Although Superfos withdrew the material in 2008, it resisted attempts to settle the matter, leaving Empac no choice but to go to court, said Hansen.

The plastics company was not ordered to pay damages but he said it was important to “have on record that Superfos acted in contravention of the advertising guidelines.”

Greenwashing

The Court’s decision on 30 December 2011 said: “To prevent unfair competition strict requirements for accuracy of such environmental claims must apply. These have to be clear, true, specific and not misleading and have to be substantiated by an impartial expert.”

Hansen stressed that organisations should take great care when making life cycle analysis claims.

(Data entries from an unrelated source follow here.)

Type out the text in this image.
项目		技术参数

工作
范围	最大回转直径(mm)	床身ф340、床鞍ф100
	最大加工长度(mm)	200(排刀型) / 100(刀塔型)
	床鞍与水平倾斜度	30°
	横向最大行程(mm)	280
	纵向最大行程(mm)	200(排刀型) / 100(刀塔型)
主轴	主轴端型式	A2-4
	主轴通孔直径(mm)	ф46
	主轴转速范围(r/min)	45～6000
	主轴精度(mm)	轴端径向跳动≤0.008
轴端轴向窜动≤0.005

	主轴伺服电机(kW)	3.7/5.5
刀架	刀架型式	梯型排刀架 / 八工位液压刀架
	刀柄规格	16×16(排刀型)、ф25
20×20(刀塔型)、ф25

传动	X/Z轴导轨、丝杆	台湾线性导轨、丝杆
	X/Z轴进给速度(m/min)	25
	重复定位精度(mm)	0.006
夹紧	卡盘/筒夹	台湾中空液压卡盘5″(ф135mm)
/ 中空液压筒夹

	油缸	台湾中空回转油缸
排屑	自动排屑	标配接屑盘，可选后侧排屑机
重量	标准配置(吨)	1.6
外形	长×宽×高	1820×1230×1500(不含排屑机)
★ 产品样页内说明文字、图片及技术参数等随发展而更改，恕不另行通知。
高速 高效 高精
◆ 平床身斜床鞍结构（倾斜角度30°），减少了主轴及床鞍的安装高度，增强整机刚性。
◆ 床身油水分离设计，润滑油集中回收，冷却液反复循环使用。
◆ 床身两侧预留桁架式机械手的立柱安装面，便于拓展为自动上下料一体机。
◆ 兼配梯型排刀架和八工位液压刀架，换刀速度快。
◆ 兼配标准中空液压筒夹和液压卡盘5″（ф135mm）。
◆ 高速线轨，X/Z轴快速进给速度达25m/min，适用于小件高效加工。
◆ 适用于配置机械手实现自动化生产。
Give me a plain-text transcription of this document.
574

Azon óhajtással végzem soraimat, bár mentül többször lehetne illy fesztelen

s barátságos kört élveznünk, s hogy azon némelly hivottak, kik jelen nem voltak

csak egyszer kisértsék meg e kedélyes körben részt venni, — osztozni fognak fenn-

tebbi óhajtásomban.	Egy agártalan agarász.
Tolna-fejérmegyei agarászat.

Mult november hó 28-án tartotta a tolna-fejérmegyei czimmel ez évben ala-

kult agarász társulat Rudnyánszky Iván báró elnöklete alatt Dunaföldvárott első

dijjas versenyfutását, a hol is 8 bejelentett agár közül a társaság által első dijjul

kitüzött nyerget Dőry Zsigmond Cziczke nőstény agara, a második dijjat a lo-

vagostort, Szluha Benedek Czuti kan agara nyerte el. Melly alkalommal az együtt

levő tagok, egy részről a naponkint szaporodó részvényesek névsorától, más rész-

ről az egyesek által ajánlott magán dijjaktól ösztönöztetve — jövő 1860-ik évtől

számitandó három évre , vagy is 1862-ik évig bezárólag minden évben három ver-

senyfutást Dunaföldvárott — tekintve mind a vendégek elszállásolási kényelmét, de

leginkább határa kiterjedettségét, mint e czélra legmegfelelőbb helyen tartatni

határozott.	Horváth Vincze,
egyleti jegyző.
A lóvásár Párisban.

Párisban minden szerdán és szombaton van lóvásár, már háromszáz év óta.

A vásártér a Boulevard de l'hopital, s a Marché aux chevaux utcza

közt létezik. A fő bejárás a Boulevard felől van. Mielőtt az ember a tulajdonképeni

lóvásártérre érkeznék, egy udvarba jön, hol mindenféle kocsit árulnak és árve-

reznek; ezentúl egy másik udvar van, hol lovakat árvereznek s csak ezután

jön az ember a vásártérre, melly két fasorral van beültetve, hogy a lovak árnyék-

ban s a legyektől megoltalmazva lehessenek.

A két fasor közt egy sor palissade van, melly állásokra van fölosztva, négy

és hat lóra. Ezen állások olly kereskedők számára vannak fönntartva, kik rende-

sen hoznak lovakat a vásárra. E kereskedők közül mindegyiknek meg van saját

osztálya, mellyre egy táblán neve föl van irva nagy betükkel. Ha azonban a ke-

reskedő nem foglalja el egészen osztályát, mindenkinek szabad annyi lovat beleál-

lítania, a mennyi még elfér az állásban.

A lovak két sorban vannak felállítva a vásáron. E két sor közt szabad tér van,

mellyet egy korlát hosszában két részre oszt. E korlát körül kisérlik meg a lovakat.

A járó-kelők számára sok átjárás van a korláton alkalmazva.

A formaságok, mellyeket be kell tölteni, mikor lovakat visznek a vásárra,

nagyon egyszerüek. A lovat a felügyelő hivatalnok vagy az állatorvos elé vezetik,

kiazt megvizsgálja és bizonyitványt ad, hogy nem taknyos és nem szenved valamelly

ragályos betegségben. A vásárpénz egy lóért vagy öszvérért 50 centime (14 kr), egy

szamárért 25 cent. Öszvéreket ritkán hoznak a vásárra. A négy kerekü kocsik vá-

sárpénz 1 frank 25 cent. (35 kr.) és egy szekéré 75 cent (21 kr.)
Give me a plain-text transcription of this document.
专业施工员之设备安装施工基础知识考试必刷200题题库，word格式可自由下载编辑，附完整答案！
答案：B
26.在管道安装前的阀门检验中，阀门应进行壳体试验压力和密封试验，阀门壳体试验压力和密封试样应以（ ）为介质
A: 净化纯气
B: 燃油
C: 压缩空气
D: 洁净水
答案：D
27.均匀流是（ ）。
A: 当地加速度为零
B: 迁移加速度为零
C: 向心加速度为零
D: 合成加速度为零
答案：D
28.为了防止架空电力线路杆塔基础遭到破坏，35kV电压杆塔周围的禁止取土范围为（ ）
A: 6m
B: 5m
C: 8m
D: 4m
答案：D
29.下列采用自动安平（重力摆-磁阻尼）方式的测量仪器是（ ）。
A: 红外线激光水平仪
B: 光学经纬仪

“Life cycle analyses (LCA) usually centre on someone’s own material. But if you do make statements about another industry’s material you should be careful,” he said.

The aluminium trade member added that third party validation of methodology and calculations was essential – and was what Superfos had failed to do.

“We are pleased with the result of the case as it is really specific that organisations keep their focus on their own material as it is of no benefit to anybody to greenwash the reputation of your material because all packaging types have their own advantages,” said Hansen.

FoodProductionDaily.com contacted Superfos for a comment but received no reply prior to publication.